Either "LONG_TAP_TO_SEARCH" or "LONG_TAP_UI_SEARCH" should let you disable the Google Search long press, which is great, because it is annoying.
"NAV_USE_LOCAL_GPS" would presumably use Glass's GPS chip instead of your phone's (if it even has one) but it doesn't work. I tried.
"QUICK_QR_CODE" doesn't seem to do anything, but then the only thing I could think to try was to take a picture of a QR code. Nothing happened.
"THIRD_PARTY_VOICE" sounds like it would enable developers to plug into the voice menu, which is exactly what Glass needs. I didn't try this because you would need to write an accompanying native Glass app that adheres to a completely undocumented and possibly broken API.
There are also settings for switching the server your Glass unit connects to: "DEV_SERVERS," "KANNADI_DEV_SERVER," "PRODUCTION_SERVERS," "STAGING_SERVERS," and "TESTING_SERVERS." I haven't tried messing with these, because, well, if you've ever read the Glass Terms of Sale, the Glass Team sounds like they are vengeful gods, who would not look kindly on being poked with a stick.
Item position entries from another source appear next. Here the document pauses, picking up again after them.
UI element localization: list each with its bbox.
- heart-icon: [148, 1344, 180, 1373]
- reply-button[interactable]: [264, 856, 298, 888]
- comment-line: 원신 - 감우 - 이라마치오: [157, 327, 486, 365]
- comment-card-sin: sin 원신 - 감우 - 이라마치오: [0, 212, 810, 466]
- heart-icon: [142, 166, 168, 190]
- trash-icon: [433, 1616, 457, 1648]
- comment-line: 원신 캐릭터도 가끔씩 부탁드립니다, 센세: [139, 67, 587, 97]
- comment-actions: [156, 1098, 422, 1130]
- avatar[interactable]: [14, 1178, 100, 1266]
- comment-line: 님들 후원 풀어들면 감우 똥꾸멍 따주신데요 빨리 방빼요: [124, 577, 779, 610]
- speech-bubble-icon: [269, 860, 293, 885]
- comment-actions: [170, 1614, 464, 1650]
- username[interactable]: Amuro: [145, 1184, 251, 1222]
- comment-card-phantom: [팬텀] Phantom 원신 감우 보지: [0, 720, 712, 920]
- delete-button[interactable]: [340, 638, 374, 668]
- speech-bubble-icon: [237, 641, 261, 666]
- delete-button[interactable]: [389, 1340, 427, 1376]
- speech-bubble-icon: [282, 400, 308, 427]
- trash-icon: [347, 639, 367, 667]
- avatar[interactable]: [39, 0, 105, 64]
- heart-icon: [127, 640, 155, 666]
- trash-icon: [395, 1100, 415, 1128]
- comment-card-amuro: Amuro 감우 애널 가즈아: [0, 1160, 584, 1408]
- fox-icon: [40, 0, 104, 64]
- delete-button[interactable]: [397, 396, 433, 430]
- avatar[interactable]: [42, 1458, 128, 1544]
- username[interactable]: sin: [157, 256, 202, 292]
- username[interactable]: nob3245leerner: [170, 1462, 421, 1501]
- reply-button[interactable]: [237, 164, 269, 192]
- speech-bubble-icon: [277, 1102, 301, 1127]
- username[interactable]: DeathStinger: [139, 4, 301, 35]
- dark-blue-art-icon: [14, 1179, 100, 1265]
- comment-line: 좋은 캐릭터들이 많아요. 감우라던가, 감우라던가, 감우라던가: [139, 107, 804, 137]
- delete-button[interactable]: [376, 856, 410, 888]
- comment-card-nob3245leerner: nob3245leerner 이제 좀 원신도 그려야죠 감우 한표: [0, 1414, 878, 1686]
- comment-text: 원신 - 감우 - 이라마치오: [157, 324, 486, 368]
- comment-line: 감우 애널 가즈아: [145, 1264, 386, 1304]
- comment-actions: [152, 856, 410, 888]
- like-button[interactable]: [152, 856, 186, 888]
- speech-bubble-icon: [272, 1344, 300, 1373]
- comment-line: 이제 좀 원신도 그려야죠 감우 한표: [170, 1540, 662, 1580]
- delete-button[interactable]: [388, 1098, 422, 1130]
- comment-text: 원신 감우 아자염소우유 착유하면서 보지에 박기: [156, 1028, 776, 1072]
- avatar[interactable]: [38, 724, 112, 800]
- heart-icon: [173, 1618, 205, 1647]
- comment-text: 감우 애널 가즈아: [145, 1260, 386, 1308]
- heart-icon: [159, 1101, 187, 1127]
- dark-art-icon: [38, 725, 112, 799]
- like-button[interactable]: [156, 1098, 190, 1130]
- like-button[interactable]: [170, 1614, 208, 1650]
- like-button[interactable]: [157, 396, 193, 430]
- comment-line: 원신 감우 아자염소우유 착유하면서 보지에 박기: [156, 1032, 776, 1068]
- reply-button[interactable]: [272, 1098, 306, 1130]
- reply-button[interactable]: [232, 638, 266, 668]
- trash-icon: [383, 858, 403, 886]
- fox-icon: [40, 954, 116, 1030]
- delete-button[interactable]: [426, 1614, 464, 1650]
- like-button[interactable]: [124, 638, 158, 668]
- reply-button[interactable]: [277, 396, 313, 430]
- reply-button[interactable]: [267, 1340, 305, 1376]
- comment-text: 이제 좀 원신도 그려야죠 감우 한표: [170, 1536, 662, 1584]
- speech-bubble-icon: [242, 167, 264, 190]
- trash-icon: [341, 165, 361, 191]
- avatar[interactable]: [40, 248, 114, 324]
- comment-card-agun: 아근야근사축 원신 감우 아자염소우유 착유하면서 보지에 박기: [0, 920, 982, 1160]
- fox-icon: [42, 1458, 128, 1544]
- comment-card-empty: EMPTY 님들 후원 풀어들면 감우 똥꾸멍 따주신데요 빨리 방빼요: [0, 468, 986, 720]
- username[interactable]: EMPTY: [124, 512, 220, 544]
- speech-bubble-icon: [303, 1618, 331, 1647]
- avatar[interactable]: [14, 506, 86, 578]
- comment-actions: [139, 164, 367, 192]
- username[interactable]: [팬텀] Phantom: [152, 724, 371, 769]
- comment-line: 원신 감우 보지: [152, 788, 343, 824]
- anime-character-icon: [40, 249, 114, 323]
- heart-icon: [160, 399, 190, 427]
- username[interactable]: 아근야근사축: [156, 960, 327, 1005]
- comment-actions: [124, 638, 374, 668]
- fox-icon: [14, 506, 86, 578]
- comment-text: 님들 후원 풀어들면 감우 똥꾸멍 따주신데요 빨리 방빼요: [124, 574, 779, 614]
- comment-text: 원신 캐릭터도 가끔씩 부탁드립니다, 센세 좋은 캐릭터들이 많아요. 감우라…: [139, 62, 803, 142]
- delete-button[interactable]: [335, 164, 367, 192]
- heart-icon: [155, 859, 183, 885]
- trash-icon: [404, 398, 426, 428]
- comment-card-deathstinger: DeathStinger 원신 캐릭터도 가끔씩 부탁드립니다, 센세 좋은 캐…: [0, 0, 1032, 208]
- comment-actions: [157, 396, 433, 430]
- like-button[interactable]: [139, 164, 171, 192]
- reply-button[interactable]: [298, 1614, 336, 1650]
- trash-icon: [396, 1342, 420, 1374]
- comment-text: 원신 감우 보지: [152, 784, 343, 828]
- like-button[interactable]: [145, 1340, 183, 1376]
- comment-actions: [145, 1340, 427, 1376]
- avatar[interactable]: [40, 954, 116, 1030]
I don't want my $1500 gadget to be remotely obliterated.
(I'm sure this is just a case of temporary sanity on my part and I will probably not be able to resist trying them later. I'm not expecting much, though.)
Wasn't that fun? Hopefully this was an inadvertent peek at a few future Glass features.
If you actually have Glass and want to try this stuff out, be warned, my Glass boot up is now a little shaky and pops up a few crash messages while it's warming up. If you're doing to try anything, I can whole-heartedly recommend "ok_glass_everywhere." It really changes how I think of my device, and should be a default setting. If you play around with this and spot anything neat, let me know! Glass Labs is definitely the first thing I'll check for changes in the next update.